The metaphor of a divine twin and a human twin, such as the Gemini Twins in Greek mythology of Pollux (divine) and Castor (human), may well be referring to just such a concept or teaching. Expressing it in this way can convey this truth to us in a powerful, metaphorical, esoteric manner.

If that is the case, then what we see here in the Gospel of Thomas (and in the Book of Thomas the Contender) may well be conveying the very same truth, just in a slightly different form than it is found in (for example) the Greek myth of Pollux and Castor. In the Nag Hammadi texts mentioned here, Jesus is the divine twin and Thomas is the human twin, but they are not in fact two different entities.

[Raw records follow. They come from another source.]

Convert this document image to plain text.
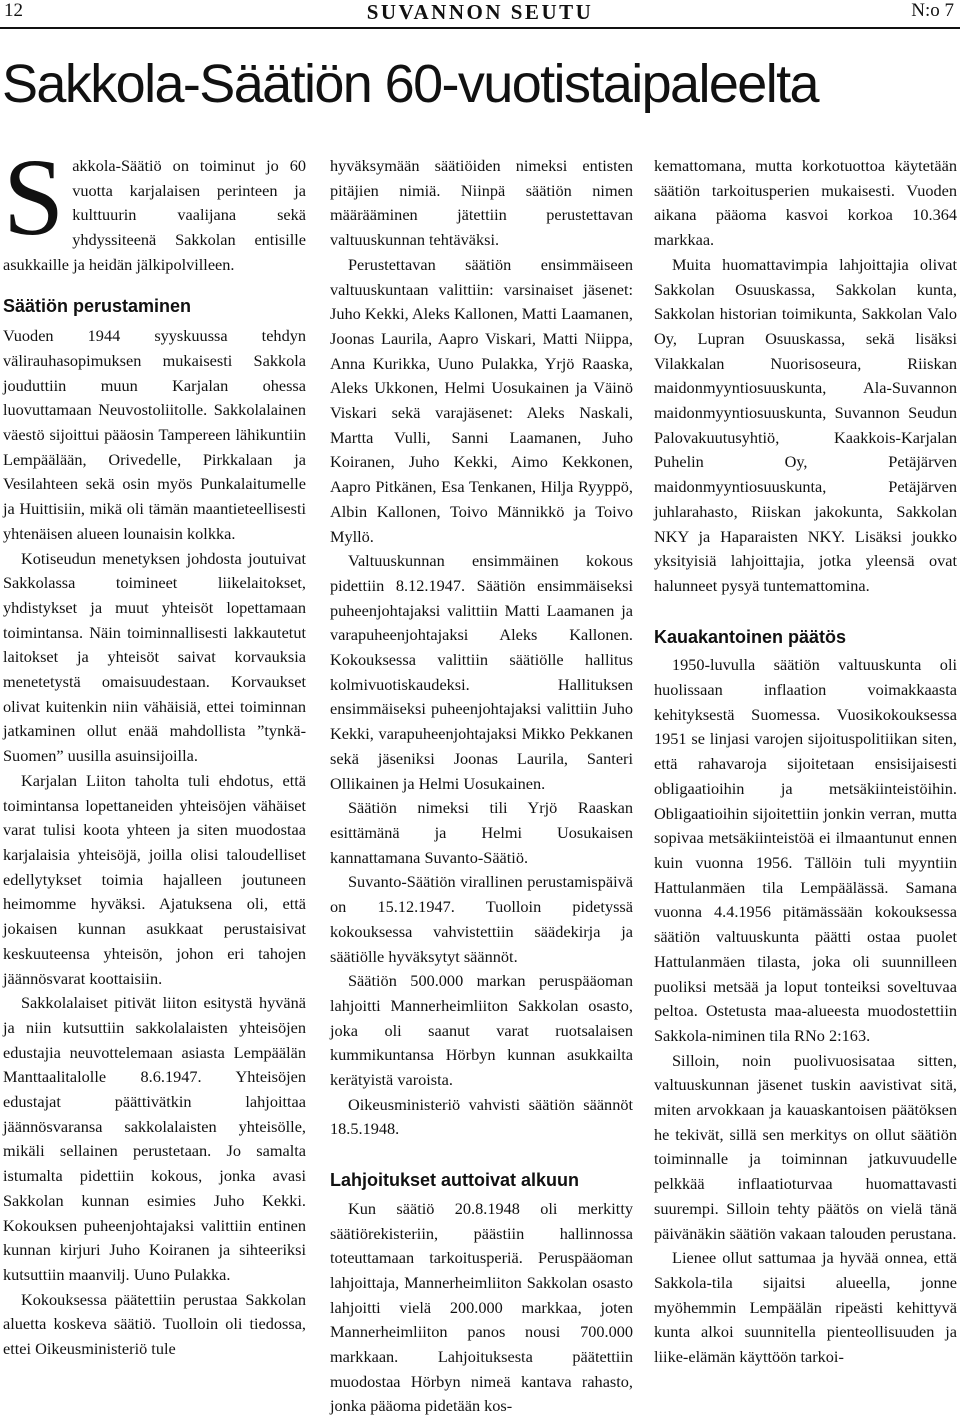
12	SUVANNON SEUTU	N:o 7
Sakkola-Säätiön 60-vuotistaipaleelta

Sakkola-Säätiö on toiminut jo 60 vuotta karjalaisen perinteen ja kulttuurin vaalijana sekä yhdyssiteenä Sakkolan entisille asukkaille ja heidän jälkipolvilleen.

Säätiön perustaminen

Vuoden 1944 syyskuussa tehdyn välirauhasopimuksen mukaisesti Sakkola jouduttiin muun Karjalan ohessa luovuttamaan Neuvostoliitolle. Sakkolalainen väestö sijoittui pääosin Tampereen lähikuntiin Lempäälään, Orivedelle, Pirkkalaan ja Vesilahteen sekä osin myös Punkalaitumelle ja Huittisiin, mikä oli tämän maantieteellisesti yhtenäisen alueen lounaisin kolkka.

Kotiseudun menetyksen johdosta joutuivat Sakkolassa toimineet liikelaitokset, yhdistykset ja muut yhteisöt lopettamaan toimintansa. Näin toiminnallisesti lakkautetut laitokset ja yhteisöt saivat korvauksia menetetystä omaisuudestaan. Korvaukset olivat kuitenkin niin vähäisiä, ettei toiminnan jatkaminen ollut enää mahdollista ”tynkä-Suomen” uusilla asuinsijoilla.

Karjalan Liiton taholta tuli ehdotus, että toimintansa lopettaneiden yhteisöjen vähäiset varat tulisi koota yhteen ja siten muodostaa karjalaisia yhteisöjä, joilla olisi taloudelliset edellytykset toimia hajalleen joutuneen heimomme hyväksi. Ajatuksena oli, että jokaisen kunnan asukkaat perustaisivat keskuuteensa yhteisön, johon eri tahojen jäännösvarat koottaisiin.

Sakkolalaiset pitivät liiton esitystä hyvänä ja niin kutsuttiin sakkolalaisten yhteisöjen edustajia neuvottelemaan asiasta Lempäälän Manttaalitalolle 8.6.1947. Yhteisöjen edustajat päättivätkin lahjoittaa jäännösvaransa sakkolalaisten yhteisölle, mikäli sellainen perustetaan. Jo samalta istumalta pidettiin kokous, jonka avasi Sakkolan kunnan esimies Juho Kekki. Kokouksen puheenjohtajaksi valittiin entinen kunnan kirjuri Juho Koiranen ja sihteeriksi kutsuttiin maanvilj. Uuno Pulakka.

Kokouksessa päätettiin perustaa Sakkolan aluetta koskeva säätiö. Tuolloin oli tiedossa, ettei Oikeusministeriö tule

hyväksymään säätiöiden nimeksi entisten pitäjien nimiä. Niinpä säätiön nimen määrääminen jätettiin perustettavan valtuuskunnan tehtäväksi.

Perustettavan säätiön ensimmäiseen valtuuskuntaan valittiin: varsinaiset jäsenet: Juho Kekki, Aleks Kallonen, Matti Laamanen, Joonas Laurila, Aapro Viskari, Matti Niippa, Anna Kurikka, Uuno Pulakka, Yrjö Raaska, Aleks Ukkonen, Helmi Uosukainen ja Väinö Viskari sekä varajäsenet: Aleks Naskali, Martta Vulli, Sanni Laamanen, Juho Koiranen, Juho Kekki, Aimo Kekkonen, Aapro Pitkänen, Esa Tenkanen, Hilja Ryyppö, Albin Kallonen, Toivo Männikkö ja Toivo Myllö.

Valtuuskunnan ensimmäinen kokous pidettiin 8.12.1947. Säätiön ensimmäiseksi puheenjohtajaksi valittiin Matti Laamanen ja varapuheenjohtajaksi Aleks Kallonen. Kokouksessa valittiin säätiölle hallitus kolmivuotiskaudeksi. Hallituksen ensimmäiseksi puheenjohtajaksi valittiin Juho Kekki, varapuheenjohtajaksi Mikko Pekkanen sekä jäseniksi Joonas Laurila, Santeri Ollikainen ja Helmi Uosukainen.

Säätiön nimeksi tili Yrjö Raaskan esittämänä ja Helmi Uosukaisen kannattamana Suvanto-Säätiö.

Suvanto-Säätiön virallinen perustamispäivä on 15.12.1947. Tuolloin pidetyssä kokouksessa vahvistettiin säädekirja ja säätiölle hyväksytyt säännöt.

Säätiön 500.000 markan peruspääoman lahjoitti Mannerheimliiton Sakkolan osasto, joka oli saanut varat ruotsalaisen kummikuntansa Hörbyn kunnan asukkailta kerätyistä varoista.

Oikeusministeriö vahvisti säätiön säännöt 18.5.1948.

Lahjoitukset auttoivat alkuun

Kun säätiö 20.8.1948 oli merkitty säätiörekisteriin, päästiin hallinnossa toteuttamaan tarkoitusperiä. Peruspääoman lahjoittaja, Mannerheimliiton Sakkolan osasto lahjoitti vielä 200.000 markkaa, joten Mannerheimliiton panos nousi 700.000 markkaan. Lahjoituksesta päätettiin muodostaa Hörbyn nimeä kantava rahasto, jonka pääoma pidetään kos-

kemattomana, mutta korkotuottoa käytetään säätiön tarkoitusperien mukaisesti. Vuoden aikana pääoma kasvoi korkoa 10.364 markkaa.

Muita huomattavimpia lahjoittajia olivat Sakkolan Osuuskassa, Sakkolan kunta, Sakkolan historian toimikunta, Sakkolan Valo Oy, Lupran Osuuskassa, sekä lisäksi Vilakkalan Nuorisoseura, Riiskan maidonmyyntiosuuskunta, Ala-Suvannon maidonmyyntiosuuskunta, Suvannon Seudun Palovakuutusyhtiö, Kaakkois-Karjalan Puhelin Oy, Petäjärven maidonmyyntiosuuskunta, Petäjärven juhlarahasto, Riiskan jakokunta, Sakkolan NKY ja Haparaisten NKY. Lisäksi joukko yksityisiä lahjoittajia, jotka yleensä ovat halunneet pysyä tuntemattomina.

Kauakantoinen päätös

1950-luvulla säätiön valtuuskunta oli huolissaan inflaation voimakkaasta kehityksestä Suomessa. Vuosikokouksessa 1951 se linjasi varojen sijoituspolitiikan siten, että rahavaroja sijoitetaan ensisijaisesti obligaatioihin ja metsäkiinteistöihin. Obligaatioihin sijoitettiin jonkin verran, mutta sopivaa metsäkiinteistöä ei ilmaantunut ennen kuin vuonna 1956. Tällöin tuli myyntiin Hattulanmäen tila Lempäälässä. Samana vuonna 4.4.1956 pitämässään kokouksessa säätiön valtuuskunta päätti ostaa puolet Hattulanmäen tilasta, joka oli suunnilleen puoliksi metsää ja loput tonteiksi soveltuvaa peltoa. Ostetusta maa-alueesta muodostettiin Sakkola-niminen tila RNo 2:163.

Silloin, noin puolivuosisataa sitten, valtuuskunnan jäsenet tuskin aavistivat sitä, miten arvokkaan ja kauaskantoisen päätöksen he tekivät, sillä sen merkitys on ollut säätiön toiminnalle ja toiminnan jatkuvuudelle pelkkää inflaatioturvaa huomattavasti suurempi. Silloin tehty päätös on vielä tänä päivänäkin säätiön vakaan talouden perustana.

Lienee ollut sattumaa ja hyvää onnea, että Sakkola-tila sijaitsi alueella, jonne myöhemmin Lempäälän ripeästi kehittyvä kunta alkoi suunnitella pienteollisuuden ja liike-elämän käyttöön tarkoi-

This is a teaching about the "Christ within" (which is a teaching also found in the writings of the apostle who called himself Paul, a name which the Reverend Robert Taylor points out is very much linguistically related to Pollux and to Apollo).

We are already, perhaps, getting a sense as to why these texts ended up buried in a large jar in a secret location, where the authorities who had declared such teachings to be "heretical" could not find them and destroy them.

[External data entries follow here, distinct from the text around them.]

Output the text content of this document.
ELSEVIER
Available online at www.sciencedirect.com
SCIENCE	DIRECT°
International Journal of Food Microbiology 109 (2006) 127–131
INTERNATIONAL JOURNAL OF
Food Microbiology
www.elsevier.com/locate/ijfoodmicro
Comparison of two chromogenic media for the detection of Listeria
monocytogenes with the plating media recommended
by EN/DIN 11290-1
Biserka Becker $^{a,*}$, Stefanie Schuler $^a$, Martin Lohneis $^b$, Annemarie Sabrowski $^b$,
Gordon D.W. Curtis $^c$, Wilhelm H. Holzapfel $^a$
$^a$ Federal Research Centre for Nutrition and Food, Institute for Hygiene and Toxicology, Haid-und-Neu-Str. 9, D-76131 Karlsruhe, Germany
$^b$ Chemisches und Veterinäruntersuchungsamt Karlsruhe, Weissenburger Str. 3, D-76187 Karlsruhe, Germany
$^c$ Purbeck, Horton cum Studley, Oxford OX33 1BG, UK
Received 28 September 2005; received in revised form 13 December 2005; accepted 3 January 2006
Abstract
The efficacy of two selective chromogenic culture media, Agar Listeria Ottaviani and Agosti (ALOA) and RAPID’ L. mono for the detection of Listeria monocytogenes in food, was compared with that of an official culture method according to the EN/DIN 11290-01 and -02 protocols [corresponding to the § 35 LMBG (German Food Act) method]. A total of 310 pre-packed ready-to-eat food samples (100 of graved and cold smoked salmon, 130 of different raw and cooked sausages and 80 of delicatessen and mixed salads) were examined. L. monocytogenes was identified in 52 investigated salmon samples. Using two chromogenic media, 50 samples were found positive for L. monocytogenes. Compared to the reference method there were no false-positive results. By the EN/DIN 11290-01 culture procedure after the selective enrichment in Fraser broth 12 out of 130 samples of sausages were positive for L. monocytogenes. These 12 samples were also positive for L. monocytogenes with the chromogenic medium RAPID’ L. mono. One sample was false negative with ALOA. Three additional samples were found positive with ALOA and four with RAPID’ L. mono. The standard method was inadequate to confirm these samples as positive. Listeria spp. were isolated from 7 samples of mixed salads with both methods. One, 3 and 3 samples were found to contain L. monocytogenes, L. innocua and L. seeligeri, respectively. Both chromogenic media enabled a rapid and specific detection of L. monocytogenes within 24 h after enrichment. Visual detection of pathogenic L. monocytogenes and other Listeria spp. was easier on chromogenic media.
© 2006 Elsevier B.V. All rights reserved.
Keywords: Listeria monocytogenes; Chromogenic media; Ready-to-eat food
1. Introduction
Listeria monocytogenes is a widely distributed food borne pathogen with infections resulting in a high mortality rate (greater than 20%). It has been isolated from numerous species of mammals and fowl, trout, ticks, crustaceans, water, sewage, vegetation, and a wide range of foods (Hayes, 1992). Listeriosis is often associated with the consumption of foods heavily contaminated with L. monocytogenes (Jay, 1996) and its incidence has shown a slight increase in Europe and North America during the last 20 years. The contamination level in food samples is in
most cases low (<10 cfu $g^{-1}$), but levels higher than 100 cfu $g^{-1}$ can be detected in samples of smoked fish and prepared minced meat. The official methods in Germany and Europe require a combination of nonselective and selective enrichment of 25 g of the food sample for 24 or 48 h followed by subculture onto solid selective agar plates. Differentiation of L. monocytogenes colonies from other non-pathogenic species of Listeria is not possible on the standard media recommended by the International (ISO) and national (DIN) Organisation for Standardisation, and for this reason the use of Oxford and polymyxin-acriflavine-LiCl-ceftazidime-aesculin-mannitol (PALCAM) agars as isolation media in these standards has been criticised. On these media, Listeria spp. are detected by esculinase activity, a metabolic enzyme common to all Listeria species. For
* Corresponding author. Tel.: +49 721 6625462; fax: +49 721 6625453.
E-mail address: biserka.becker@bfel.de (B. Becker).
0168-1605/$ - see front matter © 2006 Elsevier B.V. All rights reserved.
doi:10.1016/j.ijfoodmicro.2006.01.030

There is much within the Gospel of Thomas itself to back up the interpretation that has been suggested above. In future posts we may have occasion to examine a few more of them, but for now let's just look at another metaphor, offered as a saying of Jesus, found in section 109 of the Gospel of Thomas.

There, in the translation of Stephen Patterson and Marvin Meyer, Jesus says:
The (Father's) kingdom is like a person who had a treasure hidden in his field but did not know it. And [when] he died he left it to his [son]. The son [did] not know about it either. He took over the field and sold it. The buyer went plowing, [discovered] the treasure, and began to lend money at interest to whomever he wished.
This is a very interesting metaphor, and one that suggests that the "treasure" of the infinite is buried away deep inside us like the treasure in the story that lies buried under a field, which can remain there our entire lives without our knowing it. But it is something which we actually already have, if we just knew.

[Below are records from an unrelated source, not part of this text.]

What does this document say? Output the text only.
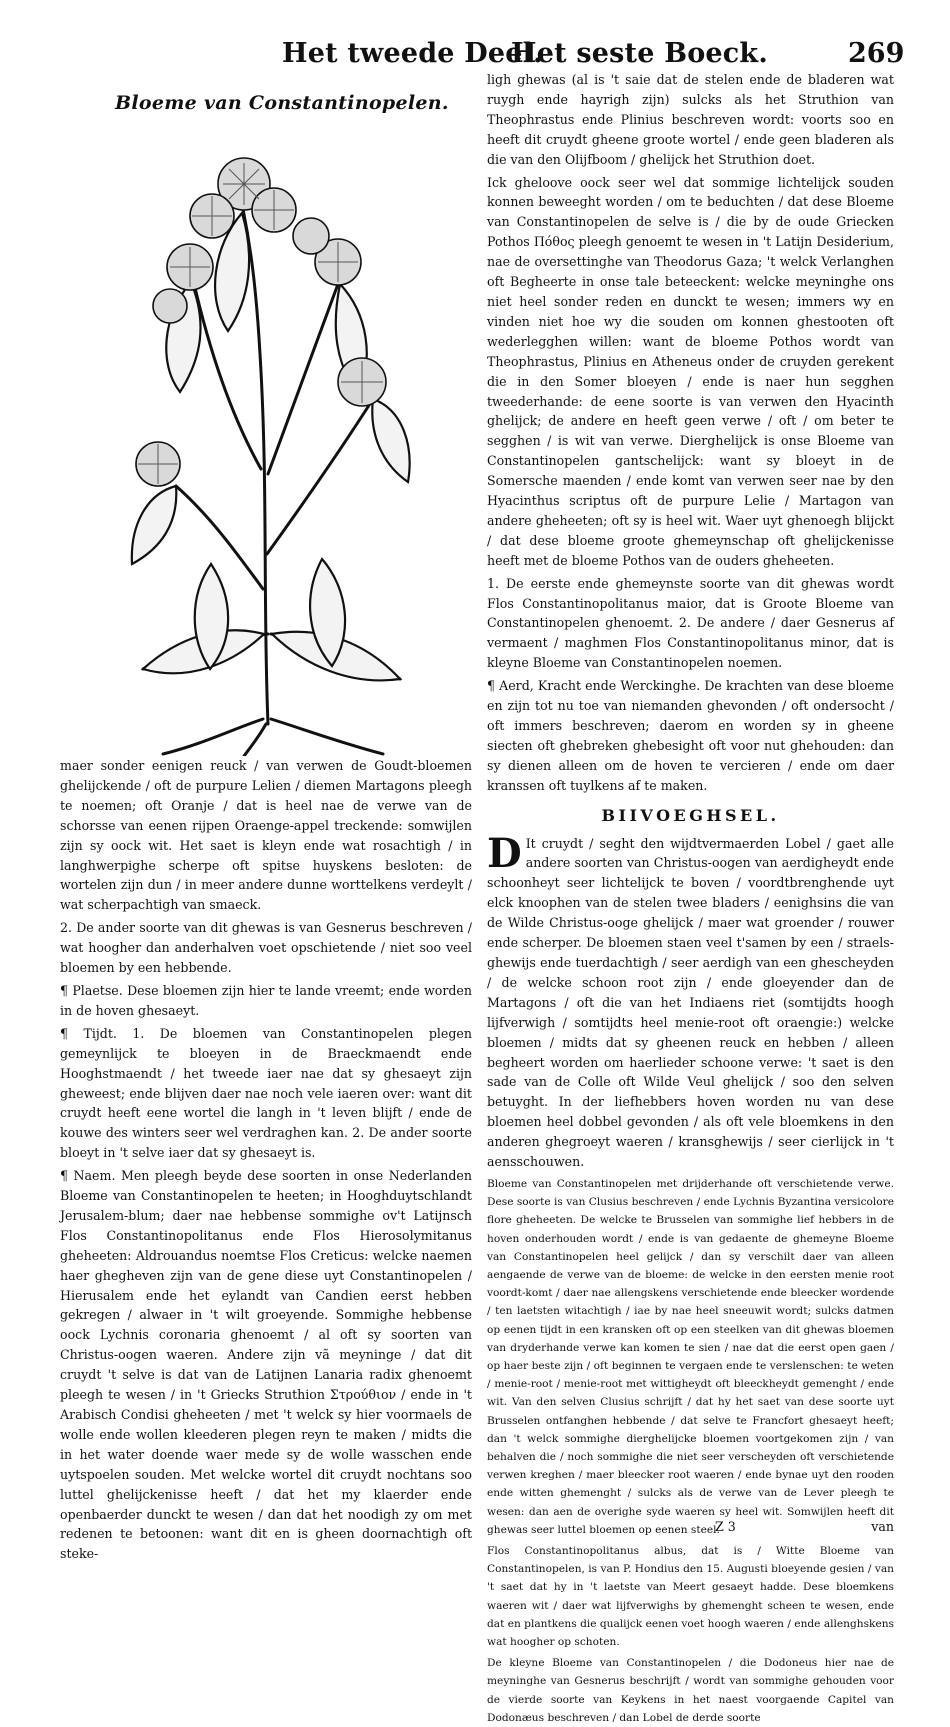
Het tweede Deel.
Het seste Boeck.	269
Bloeme van Constantinopelen.

maer sonder eenigen reuck / van verwen de Goudt-bloemen ghelijckende / oft de purpure Lelien / diemen Martagons pleegh te noemen; oft Oranje / dat is heel nae de verwe van de schorsse van eenen rijpen Oraenge-appel treckende: somwijlen zijn sy oock wit. Het saet is kleyn ende wat rosachtigh / in langhwerpighe scherpe oft spitse huyskens besloten: de wortelen zijn dun / in meer andere dunne worttelkens verdeylt / wat scherpachtigh van smaeck.

2. De ander soorte van dit ghewas is van Gesnerus beschreven / wat hoogher dan anderhalven voet opschietende / niet soo veel bloemen by een hebbende.

¶ Plaetse. Dese bloemen zijn hier te lande vreemt; ende worden in de hoven ghesaeyt.

¶ Tijdt. 1. De bloemen van Constantinopelen plegen gemeynlijck te bloeyen in de Braeckmaendt ende Hooghstmaendt / het tweede iaer nae dat sy ghesaeyt zijn gheweest; ende blijven daer nae noch vele iaeren over: want dit cruydt heeft eene wortel die langh in 't leven blijft / ende de kouwe des winters seer wel verdraghen kan. 2. De ander soorte bloeyt in 't selve iaer dat sy ghesaeyt is.

¶ Naem. Men pleegh beyde dese soorten in onse Nederlanden Bloeme van Constantinopelen te heeten; in Hooghduytschlandt Jerusalem-blum; daer nae hebbense sommighe ov't Latijnsch Flos Constantinopolitanus ende Flos Hierosolymitanus gheheeten: Aldrouandus noemtse Flos Creticus: welcke naemen haer ghegheven zijn van de gene diese uyt Constantinopelen / Hierusalem ende het eylandt van Candien eerst hebben gekregen / alwaer in 't wilt groeyende. Sommighe hebbense oock Lychnis coronaria ghenoemt / al oft sy soorten van Christus-oogen waeren. Andere zijn vã meyninge / dat dit cruydt 't selve is dat van de Latijnen Lanaria radix ghenoemt pleegh te wesen / in 't Griecks Struthion Στρούθιον / ende in 't Arabisch Condisi gheheeten / met 't welck sy hier voormaels de wolle ende wollen kleederen plegen reyn te maken / midts die in het water doende waer mede sy de wolle wasschen ende uytspoelen souden. Met welcke wortel dit cruydt nochtans soo luttel ghelijckenisse heeft / dat het my klaerder ende openbaerder dunckt te wesen / dan dat het noodigh zy om met redenen te betoonen: want dit en is gheen doornachtigh oft steke-

ligh ghewas (al is 't saie dat de stelen ende de bladeren wat ruygh ende hayrigh zijn) sulcks als het Struthion van Theophrastus ende Plinius beschreven wordt: voorts soo en heeft dit cruydt gheene groote wortel / ende geen bladeren als die van den Olijfboom / ghelijck het Struthion doet.

Ick gheloove oock seer wel dat sommige lichtelijck souden konnen beweeght worden / om te beduchten / dat dese Bloeme van Constantinopelen de selve is / die by de oude Griecken Pothos Πόθος pleegh genoemt te wesen in 't Latijn Desiderium, nae de oversettinghe van Theodorus Gaza; 't welck Verlanghen oft Begheerte in onse tale beteeckent: welcke meyninghe ons niet heel sonder reden en dunckt te wesen; immers wy en vinden niet hoe wy die souden om konnen ghestooten oft wederlegghen willen: want de bloeme Pothos wordt van Theophrastus, Plinius en Atheneus onder de cruyden gerekent die in den Somer bloeyen / ende is naer hun segghen tweederhande: de eene soorte is van verwen den Hyacinth ghelijck; de andere en heeft geen verwe / oft / om beter te segghen / is wit van verwe. Dierghelijck is onse Bloeme van Constantinopelen gantschelijck: want sy bloeyt in de Somersche maenden / ende komt van verwen seer nae by den Hyacinthus scriptus oft de purpure Lelie / Martagon van andere gheheeten; oft sy is heel wit. Waer uyt ghenoegh blijckt / dat dese bloeme groote ghemeynschap oft ghelijckenisse heeft met de bloeme Pothos van de ouders gheheeten.

1. De eerste ende ghemeynste soorte van dit ghewas wordt Flos Constantinopolitanus maior, dat is Groote Bloeme van Constantinopelen ghenoemt. 2. De andere / daer Gesnerus af vermaent / maghmen Flos Constantinopolitanus minor, dat is kleyne Bloeme van Constantinopelen noemen.

¶ Aerd, Kracht ende Werckinghe. De krachten van dese bloeme en zijn tot nu toe van niemanden ghevonden / oft ondersocht / oft immers beschreven; daerom en worden sy in gheene siecten oft ghebreken ghebesight oft voor nut ghehouden: dan sy dienen alleen om de hoven te vercieren / ende om daer kranssen oft tuylkens af te maken.

BIIVOEGHSEL.

D It cruydt / seght den wijdtvermaerden Lobel / gaet alle andere soorten van Christus-oogen van aerdigheydt ende schoonheyt seer lichtelijck te boven / voordtbrenghende uyt elck knoophen van de stelen twee bladers / eenighsins die van de Wilde Christus-ooge ghelijck / maer wat groender / rouwer ende scherper. De bloemen staen veel t'samen by een / straels-ghewijs ende tuerdachtigh / seer aerdigh van een ghescheyden / de welcke schoon root zijn / ende gloeyender dan de Martagons / oft die van het Indiaens riet (somtijdts hoogh lijfverwigh / somtijdts heel menie-root oft oraengie:) welcke bloemen / midts dat sy gheenen reuck en hebben / alleen begheert worden om haerlieder schoone verwe: 't saet is den sade van de Colle oft Wilde Veul ghelijck / soo den selven betuyght. In der liefhebbers hoven worden nu van dese bloemen heel dobbel gevonden / als oft vele bloemkens in den anderen ghegroeyt waeren / kransghewijs / seer cierlijck in 't aensschouwen.

Bloeme van Constantinopelen met drijderhande oft verschietende verwe. Dese soorte is van Clusius beschreven / ende Lychnis Byzantina versicolore flore gheheeten. De welcke te Brusselen van sommighe lief hebbers in de hoven onderhouden wordt / ende is van gedaente de ghemeyne Bloeme van Constantinopelen heel gelijck / dan sy verschilt daer van alleen aengaende de verwe van de bloeme: de welcke in den eersten menie root voordt-komt / daer nae allengskens verschietende ende bleecker wordende / ten laetsten witachtigh / iae by nae heel sneeuwit wordt; sulcks datmen op eenen tijdt in een kransken oft op een steelken van dit ghewas bloemen van dryderhande verwe kan komen te sien / nae dat die eerst open gaen / op haer beste zijn / oft beginnen te vergaen ende te verslenschen: te weten / menie-root / menie-root met wittigheydt oft bleeckheydt gemenght / ende wit. Van den selven Clusius schrijft / dat hy het saet van dese soorte uyt Brusselen ontfanghen hebbende / dat selve te Francfort ghesaeyt heeft; dan 't welck sommighe dierghelijcke bloemen voortgekomen zijn / van behalven die / noch sommighe die niet seer verscheyden oft verschietende verwen kreghen / maer bleecker root waeren / ende bynae uyt den rooden ende witten ghemenght / sulcks als de verwe van de Lever pleegh te wesen: dan aen de overighe syde waeren sy heel wit. Somwijlen heeft dit ghewas seer luttel bloemen op eenen steel.

Flos Constantinopolitanus albus, dat is / Witte Bloeme van Constantinopelen, is van P. Hondius den 15. Augusti bloeyende gesien / van 't saet dat hy in 't laetste van Meert gesaeyt hadde. Dese bloemkens waeren wit / daer wat lijfverwighs by ghemenght scheen te wesen, ende dat en plantkens die qualijck eenen voet hoogh waeren / ende allenghskens wat hoogher op schoten.

De kleyne Bloeme van Constantinopelen / die Dodoneus hier nae de meyninghe van Gesnerus beschrijft / wordt van sommighe gehouden voor de vierde soorte van Keykens in het naest voorgaende Capitel van Dodonæus beschreven / dan Lobel de derde soorte

Z 3	van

The scriptures appear to be trying to break through our ignorance on this subject, to tell us that we already are connected to something that is actually inexpressible in its infinity (that cannot be quantified or defined or even named, as the opening lines of the Tao Te Ching declare, and that thus lies beyond all the quantifying and labeling and chattering of the part of us that we call our mind).

Thomas is telling us the words of Jesus, but perhaps "Thomas" received these sayings from a divine source that was not external to him (though none the less divine and none the less real for that). In fact, we should not think of the Gospel of Thomas as being about some "twin" who lived thousands of years ago: as Alvin Boyd Kuhn advised us in a passage quoted in several previous posts, we won't understand ancient texts unless we realize that they are about us. Each and every individual soul that incarnates in this world is, according to such a reading, like Thomas: a twin to a living infinite inner divinity, possessed of a friend that sticketh closer than any "external twin" (as close as literal twins are to one another, this twin is even closer).

This teaching is also portrayed in the Mahabharata and the Bhagavad Gita, with Arjuna and his companion and divine charioteer, the Lord Krishna (as well as in the episode in which Durga appears before the battle: see videos here and here and additional discussion here).

These are not the messages that are traditionally drawn from the scriptures of the Bible when they are approached with a literalist hermeneutic (because literalist readings necessarily start off by seeing the characters in the text as primarily external to us, since those characters are understood to be literal-historical figures). But they are messages which resonate strongly with all the other myths and sacred traditions of the world -- and they are in fact the messages which I believe these texts were intended to convey to us, before something happened and that message was all but wiped out, around the period of time that the Nag Hammadi library was being sealed away.